Ele acredita que a monofasia, com a incidência de imposto somente na origem, irá facilitar a fiscalização, pois, ao invés de ter de inspecionar 45 ou 48 mil agentes, esse número se reduz a cerca de 30, apenas. “Aí, sim, será possível cobrar uma ação mais efetiva da fiscalização da agência reguladora (ANP), para que se possa ter livre competição.” As forças-tarefas de fiscalização, a seu ver, são eficazes e importantes quando é preciso haver coordenação entre os entes de controle de cada estado. “O ICL vem trabalhando em conjunto com os órgãos. A ideia é que nos ajudem e que também possamos ajudá-los, dado que no instituto reunimos uma série de informações, como um radar e o fato de os próprios associados nos encaminharem informações importantes.”

O ICL tem hoje um trabalho de monitoramento, inteligência e análise dessas informações, que se transformam em denúncias enviadas tanto para órgãos isolados quanto para forças-tarefa, sendo que essas últimas têm respostas mais efetivas. “É preciso que haja leis punitivas que dificultem a reincidência nos crimes. Por isso trabalhamos nas duas frentes: a criação dessas forças-tarefa e, junto ao Legislativo, a aprovação de leis que sejam aplicáveis por essas forças, pois de nada adianta a todo o momento pegarmos os infratores para que paguem sua punição apenas com cestas básicas.
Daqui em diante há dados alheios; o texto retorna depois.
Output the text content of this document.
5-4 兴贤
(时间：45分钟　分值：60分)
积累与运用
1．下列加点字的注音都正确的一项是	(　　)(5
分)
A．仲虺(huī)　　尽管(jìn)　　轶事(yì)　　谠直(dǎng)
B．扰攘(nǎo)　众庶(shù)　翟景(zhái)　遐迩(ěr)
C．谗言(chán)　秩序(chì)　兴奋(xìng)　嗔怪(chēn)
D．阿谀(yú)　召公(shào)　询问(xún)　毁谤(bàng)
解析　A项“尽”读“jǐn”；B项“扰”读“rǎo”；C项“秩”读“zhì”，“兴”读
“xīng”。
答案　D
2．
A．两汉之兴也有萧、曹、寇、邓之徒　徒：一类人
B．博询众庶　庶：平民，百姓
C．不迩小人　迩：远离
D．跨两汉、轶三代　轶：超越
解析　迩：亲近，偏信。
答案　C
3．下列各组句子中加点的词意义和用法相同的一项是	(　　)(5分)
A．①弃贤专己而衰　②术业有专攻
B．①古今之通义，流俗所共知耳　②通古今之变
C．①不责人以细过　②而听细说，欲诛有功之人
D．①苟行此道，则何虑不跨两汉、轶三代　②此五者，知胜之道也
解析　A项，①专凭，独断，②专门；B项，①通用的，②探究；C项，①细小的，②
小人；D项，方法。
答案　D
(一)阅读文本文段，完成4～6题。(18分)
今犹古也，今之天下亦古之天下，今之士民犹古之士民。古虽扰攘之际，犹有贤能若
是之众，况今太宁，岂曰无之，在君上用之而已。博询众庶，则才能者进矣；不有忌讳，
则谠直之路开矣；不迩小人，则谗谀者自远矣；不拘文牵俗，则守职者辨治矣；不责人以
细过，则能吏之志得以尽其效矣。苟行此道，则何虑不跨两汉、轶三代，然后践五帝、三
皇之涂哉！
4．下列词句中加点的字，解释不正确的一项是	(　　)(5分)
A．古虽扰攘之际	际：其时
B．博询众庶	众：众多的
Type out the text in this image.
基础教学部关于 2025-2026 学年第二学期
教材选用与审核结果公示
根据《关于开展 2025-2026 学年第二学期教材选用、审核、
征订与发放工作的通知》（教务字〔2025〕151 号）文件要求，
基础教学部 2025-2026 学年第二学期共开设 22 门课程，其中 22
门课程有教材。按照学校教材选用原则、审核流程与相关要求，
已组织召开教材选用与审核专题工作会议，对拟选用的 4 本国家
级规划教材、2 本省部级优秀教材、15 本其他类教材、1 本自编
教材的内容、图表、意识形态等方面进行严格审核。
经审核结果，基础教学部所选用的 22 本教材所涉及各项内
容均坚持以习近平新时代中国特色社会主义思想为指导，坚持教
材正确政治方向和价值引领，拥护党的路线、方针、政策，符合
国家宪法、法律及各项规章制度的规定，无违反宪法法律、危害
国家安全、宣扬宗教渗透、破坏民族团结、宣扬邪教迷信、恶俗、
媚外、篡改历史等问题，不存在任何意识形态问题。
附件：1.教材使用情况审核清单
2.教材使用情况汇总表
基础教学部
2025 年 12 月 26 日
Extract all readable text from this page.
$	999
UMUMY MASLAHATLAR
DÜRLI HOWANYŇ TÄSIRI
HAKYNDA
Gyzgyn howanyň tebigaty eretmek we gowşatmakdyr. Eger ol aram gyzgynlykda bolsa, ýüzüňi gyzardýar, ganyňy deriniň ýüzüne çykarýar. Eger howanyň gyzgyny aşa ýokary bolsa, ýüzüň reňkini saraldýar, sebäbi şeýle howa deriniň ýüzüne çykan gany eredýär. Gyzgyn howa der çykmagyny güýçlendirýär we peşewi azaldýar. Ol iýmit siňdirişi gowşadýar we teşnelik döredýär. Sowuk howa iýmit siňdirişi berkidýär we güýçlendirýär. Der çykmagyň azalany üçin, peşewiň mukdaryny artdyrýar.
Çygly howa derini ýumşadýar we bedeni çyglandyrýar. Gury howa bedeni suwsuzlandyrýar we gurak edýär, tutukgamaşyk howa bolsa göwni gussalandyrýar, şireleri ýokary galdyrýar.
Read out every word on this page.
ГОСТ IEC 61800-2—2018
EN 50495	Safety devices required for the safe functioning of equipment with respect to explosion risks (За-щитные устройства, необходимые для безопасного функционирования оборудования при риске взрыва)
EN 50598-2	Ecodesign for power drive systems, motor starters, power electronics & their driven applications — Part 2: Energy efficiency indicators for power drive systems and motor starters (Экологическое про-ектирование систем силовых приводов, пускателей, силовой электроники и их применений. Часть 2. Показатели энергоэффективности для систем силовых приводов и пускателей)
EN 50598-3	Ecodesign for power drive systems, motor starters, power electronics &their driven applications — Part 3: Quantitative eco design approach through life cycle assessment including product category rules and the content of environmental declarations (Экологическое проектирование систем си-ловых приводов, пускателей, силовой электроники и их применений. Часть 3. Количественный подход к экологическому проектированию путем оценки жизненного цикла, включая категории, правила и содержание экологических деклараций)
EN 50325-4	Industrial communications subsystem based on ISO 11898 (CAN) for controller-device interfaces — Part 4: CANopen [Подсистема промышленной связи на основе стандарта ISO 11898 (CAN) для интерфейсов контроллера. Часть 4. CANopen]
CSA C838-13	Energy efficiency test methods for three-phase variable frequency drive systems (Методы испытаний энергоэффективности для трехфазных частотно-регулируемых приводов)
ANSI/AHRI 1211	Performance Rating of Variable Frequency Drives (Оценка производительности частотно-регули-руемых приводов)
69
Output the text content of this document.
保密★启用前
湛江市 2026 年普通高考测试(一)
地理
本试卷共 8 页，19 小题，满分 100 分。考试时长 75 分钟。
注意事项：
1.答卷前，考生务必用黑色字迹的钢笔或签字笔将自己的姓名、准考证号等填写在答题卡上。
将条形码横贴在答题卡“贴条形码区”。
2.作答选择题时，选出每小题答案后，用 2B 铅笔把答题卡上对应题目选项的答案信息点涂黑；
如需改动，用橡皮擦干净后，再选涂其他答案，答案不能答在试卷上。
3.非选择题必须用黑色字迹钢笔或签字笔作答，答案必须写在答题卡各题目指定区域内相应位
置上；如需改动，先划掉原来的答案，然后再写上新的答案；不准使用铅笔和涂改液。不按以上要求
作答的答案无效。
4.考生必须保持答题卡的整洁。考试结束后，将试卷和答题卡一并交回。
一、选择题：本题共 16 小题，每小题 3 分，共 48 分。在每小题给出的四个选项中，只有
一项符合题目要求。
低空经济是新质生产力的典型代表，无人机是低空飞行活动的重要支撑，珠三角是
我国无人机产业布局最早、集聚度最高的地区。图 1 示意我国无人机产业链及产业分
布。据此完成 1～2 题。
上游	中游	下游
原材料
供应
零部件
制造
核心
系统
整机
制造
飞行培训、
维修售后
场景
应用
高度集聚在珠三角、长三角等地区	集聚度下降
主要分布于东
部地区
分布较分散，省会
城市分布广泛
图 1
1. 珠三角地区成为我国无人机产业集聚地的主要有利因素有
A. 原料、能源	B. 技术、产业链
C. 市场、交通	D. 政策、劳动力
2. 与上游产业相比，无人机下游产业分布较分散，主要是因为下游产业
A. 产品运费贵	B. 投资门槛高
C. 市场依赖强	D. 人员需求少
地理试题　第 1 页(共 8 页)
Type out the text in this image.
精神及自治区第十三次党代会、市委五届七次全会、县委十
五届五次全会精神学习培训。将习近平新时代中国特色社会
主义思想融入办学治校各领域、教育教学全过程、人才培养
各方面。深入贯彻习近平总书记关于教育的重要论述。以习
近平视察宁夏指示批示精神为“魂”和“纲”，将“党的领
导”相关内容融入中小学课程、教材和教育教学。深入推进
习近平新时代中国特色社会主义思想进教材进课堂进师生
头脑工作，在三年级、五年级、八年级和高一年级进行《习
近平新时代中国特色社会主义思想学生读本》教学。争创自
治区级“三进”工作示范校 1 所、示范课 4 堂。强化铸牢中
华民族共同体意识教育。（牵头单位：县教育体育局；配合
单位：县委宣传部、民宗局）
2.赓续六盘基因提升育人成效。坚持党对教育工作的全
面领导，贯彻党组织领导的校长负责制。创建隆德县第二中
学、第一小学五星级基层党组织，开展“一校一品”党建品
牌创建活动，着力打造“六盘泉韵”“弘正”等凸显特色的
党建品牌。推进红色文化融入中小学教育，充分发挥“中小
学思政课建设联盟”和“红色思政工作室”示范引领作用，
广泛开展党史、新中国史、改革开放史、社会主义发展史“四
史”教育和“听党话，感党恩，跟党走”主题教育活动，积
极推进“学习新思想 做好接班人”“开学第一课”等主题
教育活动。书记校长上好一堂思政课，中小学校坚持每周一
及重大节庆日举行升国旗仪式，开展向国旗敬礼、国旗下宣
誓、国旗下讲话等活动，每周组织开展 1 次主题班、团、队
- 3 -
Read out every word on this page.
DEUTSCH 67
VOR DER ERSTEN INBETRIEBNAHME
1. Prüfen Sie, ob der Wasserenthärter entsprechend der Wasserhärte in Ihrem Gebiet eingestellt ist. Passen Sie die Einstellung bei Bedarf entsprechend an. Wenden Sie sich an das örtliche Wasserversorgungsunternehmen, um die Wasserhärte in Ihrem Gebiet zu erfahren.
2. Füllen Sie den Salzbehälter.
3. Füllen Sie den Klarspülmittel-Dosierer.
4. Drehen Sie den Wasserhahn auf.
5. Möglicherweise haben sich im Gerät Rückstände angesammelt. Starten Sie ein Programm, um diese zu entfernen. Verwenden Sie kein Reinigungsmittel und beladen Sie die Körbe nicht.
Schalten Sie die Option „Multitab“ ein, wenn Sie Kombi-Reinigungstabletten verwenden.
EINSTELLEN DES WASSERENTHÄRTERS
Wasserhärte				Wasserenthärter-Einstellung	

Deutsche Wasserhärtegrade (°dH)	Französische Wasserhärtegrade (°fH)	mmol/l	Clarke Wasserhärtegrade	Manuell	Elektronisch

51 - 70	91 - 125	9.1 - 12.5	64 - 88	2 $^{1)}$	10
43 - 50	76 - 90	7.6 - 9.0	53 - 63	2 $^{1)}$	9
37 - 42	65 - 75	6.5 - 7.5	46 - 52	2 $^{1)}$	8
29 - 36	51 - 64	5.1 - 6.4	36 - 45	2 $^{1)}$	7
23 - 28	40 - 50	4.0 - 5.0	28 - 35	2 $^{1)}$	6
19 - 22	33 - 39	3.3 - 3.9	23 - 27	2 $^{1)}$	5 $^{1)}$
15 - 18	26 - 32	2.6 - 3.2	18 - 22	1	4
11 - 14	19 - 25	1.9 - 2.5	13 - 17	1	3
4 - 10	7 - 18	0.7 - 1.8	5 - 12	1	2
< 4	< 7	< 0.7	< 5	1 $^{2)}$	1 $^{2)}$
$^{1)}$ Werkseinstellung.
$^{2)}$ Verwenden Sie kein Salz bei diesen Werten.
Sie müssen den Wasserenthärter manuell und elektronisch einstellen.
É preciso que desapareça essa sensação de impunidade, fruto de liminares, recursos etc., que geram milhões em dívida ativa.”

“Mas a instituição ainda terá de combater adulteração, fraudes operacionais e roubo de cargas, desafios que já vem enfrentando”, lembra o presidente do ICL, aplaudindo a nova regulamentação do Inmetro (Instituto Nacional de Metrologia, Qualidade e Tecnologia) para bombas de combustível, que procura coibir fraudes volumétricas, como a da ‘bomba baixa’. No entanto, pondera sobre os custos desses novos equipamentos para os postos e sobre a necessidade de linhas de crédito específicas para a substituição dos antigos e de prazo para que novos fornecedores se adéquem às exigências do órgão, aumentando a competição, que levaria à queda dos preços.

Na avaliação do representante da instituição, a melhoria do mercado só vai se dar quando houver leis com punições exemplares, fiscalização eficiente e a valorização das empresas sérias, que são hoje mais de 80% do setor.